Remember, Git remotes will stop working once we are able to move on #3002827: [GitLab] Scheduling Phase 1 of our migration to GitLab.

Chris2 - Drupal.org Git usernames can not be changed. If you are using a username in your Git remote, that is the one to use. Be sure to check a Git command with GIT_SSH_COMMAND="ssh -v" to see which key is being sent.
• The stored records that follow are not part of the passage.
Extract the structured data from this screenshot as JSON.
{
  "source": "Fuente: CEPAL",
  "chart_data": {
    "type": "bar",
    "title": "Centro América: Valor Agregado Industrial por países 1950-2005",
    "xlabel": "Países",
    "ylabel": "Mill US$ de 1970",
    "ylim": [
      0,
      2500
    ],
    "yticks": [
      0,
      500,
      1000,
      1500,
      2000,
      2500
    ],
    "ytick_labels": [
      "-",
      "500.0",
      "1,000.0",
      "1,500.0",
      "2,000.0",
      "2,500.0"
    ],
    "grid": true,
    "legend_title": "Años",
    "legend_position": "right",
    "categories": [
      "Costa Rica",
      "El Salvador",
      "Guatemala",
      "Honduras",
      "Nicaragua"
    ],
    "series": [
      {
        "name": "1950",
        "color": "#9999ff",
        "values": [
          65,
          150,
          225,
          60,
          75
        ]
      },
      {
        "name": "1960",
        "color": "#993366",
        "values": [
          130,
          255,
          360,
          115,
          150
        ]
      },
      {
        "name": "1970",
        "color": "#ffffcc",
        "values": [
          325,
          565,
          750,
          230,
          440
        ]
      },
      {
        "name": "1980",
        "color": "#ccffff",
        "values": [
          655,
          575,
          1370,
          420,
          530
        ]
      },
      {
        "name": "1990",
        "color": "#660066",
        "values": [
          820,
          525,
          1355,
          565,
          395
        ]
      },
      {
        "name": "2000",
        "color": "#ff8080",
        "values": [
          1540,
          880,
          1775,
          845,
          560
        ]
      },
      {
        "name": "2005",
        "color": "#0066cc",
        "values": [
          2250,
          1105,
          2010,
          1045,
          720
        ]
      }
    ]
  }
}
Your key on your Drupal.org profile looks like it is properly added and should be working.

robertwb’s picture

robertwb commented

I needed a slightly different per @macdruid advice in #7 -- I had to specify the identity file.

Host *.drupal.org
  IdentityFile /home/myuser/.ssh/drupal_rsa
  IdentitiesOnly yes
florianmuellerch’s picture

florianmuellerch
Primary language German
Location Aarau, Switzerland
commented

In my case (I'm also just submitting my first module) I forgot to add my SSH keys in my profile.

You can check this documentation and follow it with the new git workflow to identify your problem: https://www.drupal.org/drupalorg/docs/user-accounts/git-authentication-f...

tyleryoungblood’s picture

tyleryoungblood commented

In my case I had to visit the "Git access" section (Profile > Git Access) and check the "I agree to these terms" checkbox, along with choosing my Desired Git username.

So if you're new to drupal.org (as I am) check to make sure you have Git access fully setup before trying any of the other troubleshooting steps. :)

drumm’s picture

drumm
he/him
Location NY, US
commented
Status: Active » Closed (cannot reproduce)
Related issues: +#3002827: [GitLab] Scheduling Phase 1 of our migration to GitLab

This situation should now be resolved. GitLab only accepts keys that are associated with user accounts. So it won’t accept an unknown key for read-only access, and then deny it for pushes.

Now is a good time to simplify your SSH config, if you’d like to.